If you've ever longed for an open source alternative to Quicktime, now you can hep make it happen. From the MOX Indiegogo page:
There are already movie formats aimed at professional users, but they each fall short in one way or another. Some are not cross-platform, making them difficult to hand off to colleagues. Others do not support key features like higher bit depths and lossless compression. Few have well-designed APIs so that applications can take full advantage of them. Most require developers to pay licensing fees.
The source of these failings is that the formats are not open. Controlled by video software companies, their inner workings are shrouded in mystery. If users need the format to add a new feature or support a different operating system, it is entirely at the company's discretion to do so.
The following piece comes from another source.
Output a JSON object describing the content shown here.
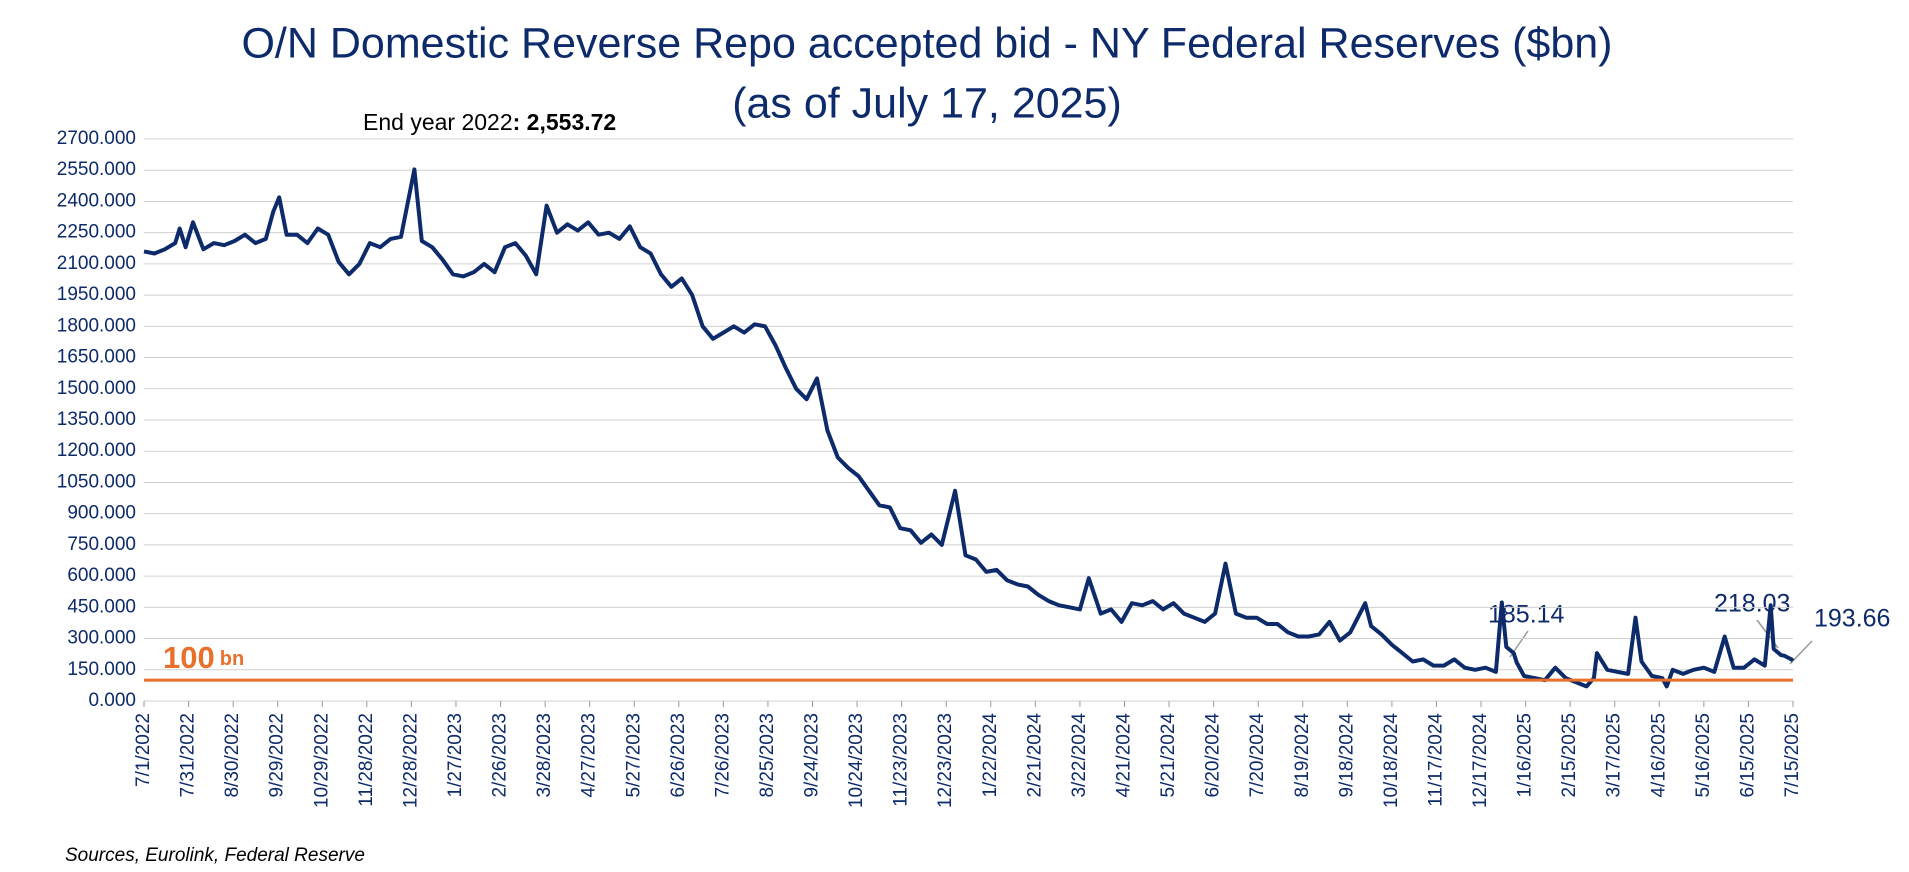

Compare this to an open format like JPEG, which can be read by any program on any device. Or see how OpenEXR has evolved to add features for today's visual effects artists. There's no reason we can't have the same freedom with a movie format.
Imagine of ProRes wasn't controlled by Apple. Imagine a movie file that played back with the correct gamma on every computer. Imagine multi-channel, high-bit-depth movie files for VFX collaboration. Imagine a camera that shoots both a lightly-compressed, ungraded log digital negative and a compressed edit proxy with the on-set LUT baked in—both in the same file.
The film industry needs this.
MOX is the brainchild of Brendan Bolles, who co-created eLin with me at The Orphanage, and wrote the OpenEXR code that now ships with Adobe After Effects.
I love that the campaign is simple and clean, with no superfluous perks like t-shirts to distract Brendan from his coding tasks.